Since then, it has clinched various awards and representation in STEM-related competitions (Math, Science, Research) both in the national and international level

==History==
Regional Science High Schools were established in the Philippines under DECS Order No. 69 Series of 1993. These schools cater to above-average students with a strong inclination towards science and technology. They offer an advanced curriculum in Science, Math, and English, along with enriched programs and research opportunities not typically available in regular schools.

Originally situated at Angeles City High School in Angeles City, the school was later moved to Olongapo City National High School before officially opening its doors on June 6, 1994. Under the leadership of then-Olongapo Mayor Kate H. Gordon and SBMA Chairman Richard J. Gordon, the school was relocated once again to the former U.S. Naval Base Subic Bay within the Subic Bay Freeport Zone in Olongapo City, near present-day Mondriaan Aura College.

The school was again moved to its present location, in a former elementary school in East Kalayaan.

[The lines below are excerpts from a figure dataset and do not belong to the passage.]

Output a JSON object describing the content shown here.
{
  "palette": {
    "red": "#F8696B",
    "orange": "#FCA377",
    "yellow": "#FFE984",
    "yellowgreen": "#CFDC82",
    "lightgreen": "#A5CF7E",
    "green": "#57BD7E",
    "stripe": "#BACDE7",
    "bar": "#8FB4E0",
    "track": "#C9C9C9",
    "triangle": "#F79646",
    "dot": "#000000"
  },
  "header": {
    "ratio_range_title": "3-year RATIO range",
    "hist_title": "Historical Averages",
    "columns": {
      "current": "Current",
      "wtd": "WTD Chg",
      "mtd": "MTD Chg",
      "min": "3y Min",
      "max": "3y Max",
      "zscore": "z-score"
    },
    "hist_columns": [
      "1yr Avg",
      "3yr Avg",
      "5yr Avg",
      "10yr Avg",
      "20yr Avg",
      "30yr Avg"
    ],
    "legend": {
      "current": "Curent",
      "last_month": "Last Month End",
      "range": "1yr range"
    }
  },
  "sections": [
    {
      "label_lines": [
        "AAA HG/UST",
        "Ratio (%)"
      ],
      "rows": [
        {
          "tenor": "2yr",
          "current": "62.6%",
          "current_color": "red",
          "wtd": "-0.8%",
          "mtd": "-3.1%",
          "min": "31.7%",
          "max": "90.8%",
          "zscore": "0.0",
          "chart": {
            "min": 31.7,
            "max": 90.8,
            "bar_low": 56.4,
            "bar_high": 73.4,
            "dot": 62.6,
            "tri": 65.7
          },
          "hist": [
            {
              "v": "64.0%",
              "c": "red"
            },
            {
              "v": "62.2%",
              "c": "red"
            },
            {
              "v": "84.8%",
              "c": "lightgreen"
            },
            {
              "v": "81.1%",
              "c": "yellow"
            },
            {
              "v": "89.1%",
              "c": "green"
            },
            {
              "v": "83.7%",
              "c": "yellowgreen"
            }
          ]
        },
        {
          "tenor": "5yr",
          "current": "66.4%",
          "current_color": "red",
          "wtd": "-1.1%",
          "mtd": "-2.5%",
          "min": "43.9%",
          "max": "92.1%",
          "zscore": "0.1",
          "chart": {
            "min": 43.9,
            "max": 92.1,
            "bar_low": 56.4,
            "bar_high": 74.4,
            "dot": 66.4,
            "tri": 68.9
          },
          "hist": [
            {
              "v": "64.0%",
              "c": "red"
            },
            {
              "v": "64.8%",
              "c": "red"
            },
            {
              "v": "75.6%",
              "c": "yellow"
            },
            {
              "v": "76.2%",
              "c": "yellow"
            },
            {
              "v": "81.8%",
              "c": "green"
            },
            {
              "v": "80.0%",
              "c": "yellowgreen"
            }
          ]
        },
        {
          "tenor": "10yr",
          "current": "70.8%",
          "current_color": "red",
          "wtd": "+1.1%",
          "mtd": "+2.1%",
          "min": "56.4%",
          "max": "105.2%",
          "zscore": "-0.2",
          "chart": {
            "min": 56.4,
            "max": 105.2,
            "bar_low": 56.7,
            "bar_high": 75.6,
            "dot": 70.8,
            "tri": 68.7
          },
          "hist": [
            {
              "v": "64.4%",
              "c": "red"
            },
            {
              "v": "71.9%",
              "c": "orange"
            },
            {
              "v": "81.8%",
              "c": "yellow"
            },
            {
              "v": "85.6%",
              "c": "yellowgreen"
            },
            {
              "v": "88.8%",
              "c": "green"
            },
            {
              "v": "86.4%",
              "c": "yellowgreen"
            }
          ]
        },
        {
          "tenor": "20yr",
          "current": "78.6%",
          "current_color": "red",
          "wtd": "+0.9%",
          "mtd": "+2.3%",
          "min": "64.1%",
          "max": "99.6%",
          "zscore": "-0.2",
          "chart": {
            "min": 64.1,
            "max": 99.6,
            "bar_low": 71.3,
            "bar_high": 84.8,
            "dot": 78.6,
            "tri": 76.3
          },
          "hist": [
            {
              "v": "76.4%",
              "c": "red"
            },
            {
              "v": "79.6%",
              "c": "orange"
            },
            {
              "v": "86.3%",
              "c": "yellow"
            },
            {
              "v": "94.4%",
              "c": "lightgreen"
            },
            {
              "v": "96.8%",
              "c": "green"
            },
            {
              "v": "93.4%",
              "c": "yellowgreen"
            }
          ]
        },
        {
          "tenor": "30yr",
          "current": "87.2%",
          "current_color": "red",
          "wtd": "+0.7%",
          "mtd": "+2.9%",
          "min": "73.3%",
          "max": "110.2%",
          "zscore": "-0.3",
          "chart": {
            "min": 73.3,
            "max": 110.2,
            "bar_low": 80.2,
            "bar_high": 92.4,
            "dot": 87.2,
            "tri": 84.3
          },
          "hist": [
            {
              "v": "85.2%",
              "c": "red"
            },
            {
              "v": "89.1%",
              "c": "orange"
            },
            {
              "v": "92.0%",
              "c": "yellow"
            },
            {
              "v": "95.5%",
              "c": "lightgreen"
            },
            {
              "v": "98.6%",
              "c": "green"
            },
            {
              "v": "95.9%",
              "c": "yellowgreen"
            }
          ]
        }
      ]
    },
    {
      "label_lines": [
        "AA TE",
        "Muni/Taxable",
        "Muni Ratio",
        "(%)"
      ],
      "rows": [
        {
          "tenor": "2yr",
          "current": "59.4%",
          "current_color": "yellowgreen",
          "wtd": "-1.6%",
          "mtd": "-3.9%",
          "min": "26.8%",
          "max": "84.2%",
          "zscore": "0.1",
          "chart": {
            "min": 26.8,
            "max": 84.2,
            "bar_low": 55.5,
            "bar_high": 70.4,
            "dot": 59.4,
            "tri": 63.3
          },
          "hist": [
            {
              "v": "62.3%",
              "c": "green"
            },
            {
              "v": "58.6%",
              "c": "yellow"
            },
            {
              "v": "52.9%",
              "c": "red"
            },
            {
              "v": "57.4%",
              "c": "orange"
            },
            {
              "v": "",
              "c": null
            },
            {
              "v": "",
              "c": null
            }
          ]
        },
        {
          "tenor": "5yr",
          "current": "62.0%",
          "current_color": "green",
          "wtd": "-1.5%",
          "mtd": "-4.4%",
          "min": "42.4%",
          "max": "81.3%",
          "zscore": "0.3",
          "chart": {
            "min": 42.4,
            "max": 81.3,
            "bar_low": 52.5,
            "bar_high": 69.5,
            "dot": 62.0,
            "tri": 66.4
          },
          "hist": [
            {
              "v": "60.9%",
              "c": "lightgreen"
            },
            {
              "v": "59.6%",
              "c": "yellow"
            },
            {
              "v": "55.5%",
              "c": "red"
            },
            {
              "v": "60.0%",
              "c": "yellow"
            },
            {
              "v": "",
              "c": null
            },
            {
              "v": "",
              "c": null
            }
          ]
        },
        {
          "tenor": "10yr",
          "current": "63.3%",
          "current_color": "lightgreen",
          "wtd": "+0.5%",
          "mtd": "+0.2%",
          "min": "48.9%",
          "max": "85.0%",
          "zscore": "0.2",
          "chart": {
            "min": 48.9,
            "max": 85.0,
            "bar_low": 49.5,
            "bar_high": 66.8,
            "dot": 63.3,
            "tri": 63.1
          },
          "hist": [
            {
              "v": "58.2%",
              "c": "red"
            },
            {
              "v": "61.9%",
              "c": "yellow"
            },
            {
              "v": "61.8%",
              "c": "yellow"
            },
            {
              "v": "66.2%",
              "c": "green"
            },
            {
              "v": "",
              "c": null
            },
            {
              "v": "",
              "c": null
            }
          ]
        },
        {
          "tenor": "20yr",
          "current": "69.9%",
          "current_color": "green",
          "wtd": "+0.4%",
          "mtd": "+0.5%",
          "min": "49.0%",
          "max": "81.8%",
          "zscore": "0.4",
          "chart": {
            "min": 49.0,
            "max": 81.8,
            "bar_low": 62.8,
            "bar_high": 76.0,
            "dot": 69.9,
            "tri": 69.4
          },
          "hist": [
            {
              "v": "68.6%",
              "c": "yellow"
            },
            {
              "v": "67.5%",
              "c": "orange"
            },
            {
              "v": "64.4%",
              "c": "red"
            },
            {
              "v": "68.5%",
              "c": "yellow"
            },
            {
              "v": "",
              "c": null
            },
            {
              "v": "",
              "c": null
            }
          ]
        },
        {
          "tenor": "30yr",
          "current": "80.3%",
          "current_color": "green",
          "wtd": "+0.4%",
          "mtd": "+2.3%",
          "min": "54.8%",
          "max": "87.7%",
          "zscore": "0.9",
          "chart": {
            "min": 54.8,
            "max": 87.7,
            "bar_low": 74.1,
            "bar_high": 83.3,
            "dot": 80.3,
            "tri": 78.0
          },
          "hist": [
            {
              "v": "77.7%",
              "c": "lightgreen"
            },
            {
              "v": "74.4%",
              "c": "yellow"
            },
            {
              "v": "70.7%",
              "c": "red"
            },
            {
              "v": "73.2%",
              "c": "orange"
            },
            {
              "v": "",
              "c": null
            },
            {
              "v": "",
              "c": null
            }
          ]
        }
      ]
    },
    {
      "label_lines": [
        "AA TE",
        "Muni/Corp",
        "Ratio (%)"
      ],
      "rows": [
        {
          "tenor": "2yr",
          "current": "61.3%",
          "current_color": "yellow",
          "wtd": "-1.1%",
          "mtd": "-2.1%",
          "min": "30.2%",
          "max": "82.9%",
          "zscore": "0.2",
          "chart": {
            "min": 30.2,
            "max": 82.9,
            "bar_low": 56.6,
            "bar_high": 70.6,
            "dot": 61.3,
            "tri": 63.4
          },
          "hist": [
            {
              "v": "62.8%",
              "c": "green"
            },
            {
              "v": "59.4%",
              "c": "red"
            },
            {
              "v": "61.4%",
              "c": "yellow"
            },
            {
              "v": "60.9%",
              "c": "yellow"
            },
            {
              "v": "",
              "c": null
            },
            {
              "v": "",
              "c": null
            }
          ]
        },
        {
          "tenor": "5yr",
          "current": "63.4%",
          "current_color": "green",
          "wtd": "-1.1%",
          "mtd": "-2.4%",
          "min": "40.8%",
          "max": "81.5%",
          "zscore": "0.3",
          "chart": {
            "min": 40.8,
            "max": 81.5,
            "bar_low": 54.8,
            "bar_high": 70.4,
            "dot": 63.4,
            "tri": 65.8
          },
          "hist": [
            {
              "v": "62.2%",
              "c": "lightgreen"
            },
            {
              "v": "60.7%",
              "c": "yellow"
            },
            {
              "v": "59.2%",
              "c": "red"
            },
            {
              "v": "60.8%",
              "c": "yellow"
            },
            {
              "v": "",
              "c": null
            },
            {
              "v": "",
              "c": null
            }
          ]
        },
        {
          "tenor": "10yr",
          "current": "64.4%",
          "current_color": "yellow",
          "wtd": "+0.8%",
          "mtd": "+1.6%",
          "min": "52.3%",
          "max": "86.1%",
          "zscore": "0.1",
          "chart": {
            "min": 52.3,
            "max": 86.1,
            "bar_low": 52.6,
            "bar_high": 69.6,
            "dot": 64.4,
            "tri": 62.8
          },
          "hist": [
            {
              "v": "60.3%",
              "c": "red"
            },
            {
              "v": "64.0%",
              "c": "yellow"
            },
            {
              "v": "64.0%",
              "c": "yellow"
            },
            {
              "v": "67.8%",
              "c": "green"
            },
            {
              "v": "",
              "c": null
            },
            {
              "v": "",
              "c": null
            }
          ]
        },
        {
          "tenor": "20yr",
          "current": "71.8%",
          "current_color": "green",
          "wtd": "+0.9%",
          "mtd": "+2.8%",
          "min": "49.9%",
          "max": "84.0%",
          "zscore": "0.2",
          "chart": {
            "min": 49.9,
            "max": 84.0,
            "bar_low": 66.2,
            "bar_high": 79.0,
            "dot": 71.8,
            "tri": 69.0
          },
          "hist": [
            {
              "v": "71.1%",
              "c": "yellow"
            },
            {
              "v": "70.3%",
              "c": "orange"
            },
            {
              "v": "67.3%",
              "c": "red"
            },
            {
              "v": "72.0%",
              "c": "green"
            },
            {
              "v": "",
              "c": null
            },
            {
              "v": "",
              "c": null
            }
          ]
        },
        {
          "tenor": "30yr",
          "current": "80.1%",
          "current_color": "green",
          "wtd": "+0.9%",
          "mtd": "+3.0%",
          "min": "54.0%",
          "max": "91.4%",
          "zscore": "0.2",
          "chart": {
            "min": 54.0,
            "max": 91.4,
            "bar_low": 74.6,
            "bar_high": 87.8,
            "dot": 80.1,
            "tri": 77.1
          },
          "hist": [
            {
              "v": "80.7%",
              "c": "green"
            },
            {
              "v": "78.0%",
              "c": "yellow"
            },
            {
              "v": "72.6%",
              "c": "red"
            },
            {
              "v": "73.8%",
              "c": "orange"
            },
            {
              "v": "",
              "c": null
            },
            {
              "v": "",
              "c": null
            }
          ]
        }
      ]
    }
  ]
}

The building was initially constructed in the late 1950s by the United States Navy for the education of their dependent children and was originally named George Dewey Elementary School. It was later renamed Kalayaan Elementary School and operated under the administration of the Philippine Department of Defense.

==Environment==
The Regional Science High School is situated within one of the Philippines' remaining natural rainforests in the Subic Bay Freeport Zone, with an untouched forest reserve beyond the school fence. The existing school buildings were originally constructed for the education of U.S. naval officers' children during the American colonial occupation and have remained largely unchanged since then. Only a few structures on the campus were modified to accommodate the relocation of the high school.

==Exchange programs==
Since 2014, 12 students from Regional Science High School have participated as International Student Ambassadors and student exchange delegates to Tallwood High School in Virginia Beach, USA, as part of the Olongapo City-Virginia Beach Sister Cities Agreement program.